3Broad Institute of MIT and Harvard, Boston, 02142, USA.
4Harvard Stem Cell Institute, Boston, 02138, USA.

Abstract

Chromatin immunoprecipitation coupled with sequencing (ChIP-seq) is a technique used to identify protein-DNA interaction sites through antibody pull-down, sequencing and analysis; with enrichment ‘peak’ calling being the most critical analytical step. Benchmarking studies have consistently shown that peak callers have distinct selectivity and specificity characteristics that are not additive and seldom completely overlap in many scenarios, even after parameter optimization. We therefore developed ChIP-AP, an integrated ChIP-seq analysis pipeline utilizing four independent peak callers, which seamlessly processes raw sequencing files to final result.
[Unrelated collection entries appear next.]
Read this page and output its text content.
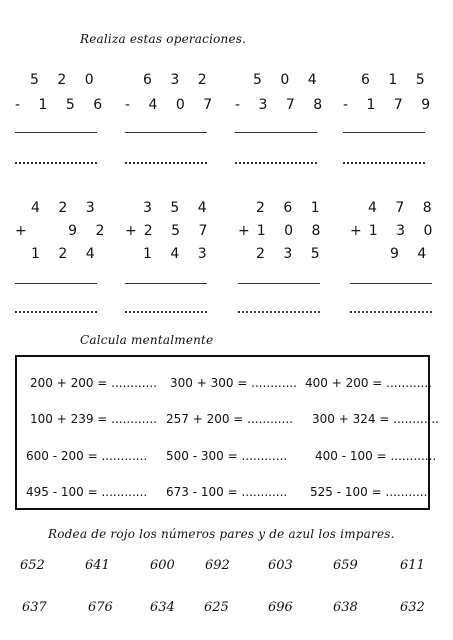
Realiza estas operaciones.
5 2 0
- 1 5 6
6 3 2
- 4 0 7
5 0 4
- 3 7 8
6 1 5
- 1 7 9
4 2 3
+   9 2
1 2 4
3 5 4
+2 5 7
1 4 3
2 6 1
+1 0 8
2 3 5
4 7 8
+1 3 0
9 4
Calcula mentalmente
200 + 200 = ............ 300 + 300 = ............ 400 + 200 = ............
100 + 239 = ............ 257 + 200 = ............ 300 + 324 = ............
600 - 200 = ............ 500 - 300 = ............ 400 - 100 = ............
495 - 100 = ............ 673 - 100 = ............ 525 - 100 = ............
Rodea de rojo los números pares y de azul los impares.
652	641	600 692	603	659	611
637	676	634 625	696	638	632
This approach enables (1) better gauging of peak confidence through detection by multiple algorithms, and (2) more thoroughly surveys the binding landscape by capturing peaks not detected by individual callers. Final analysis results are then integrated into a single output table, enabling users to explore their data by applying selectivity and sensitivity thresholds that best address their biological questions, without needing any additional reprocessing. ChIP-AP therefore presents investigators with a more comprehensive coverage of the binding landscape without requiring additional wet-lab observations.

Keywords: ChIP-seq; automated analysis pipeline; histone mark; integrated analysis pipeline; multiple peak callers; transcription factor binding.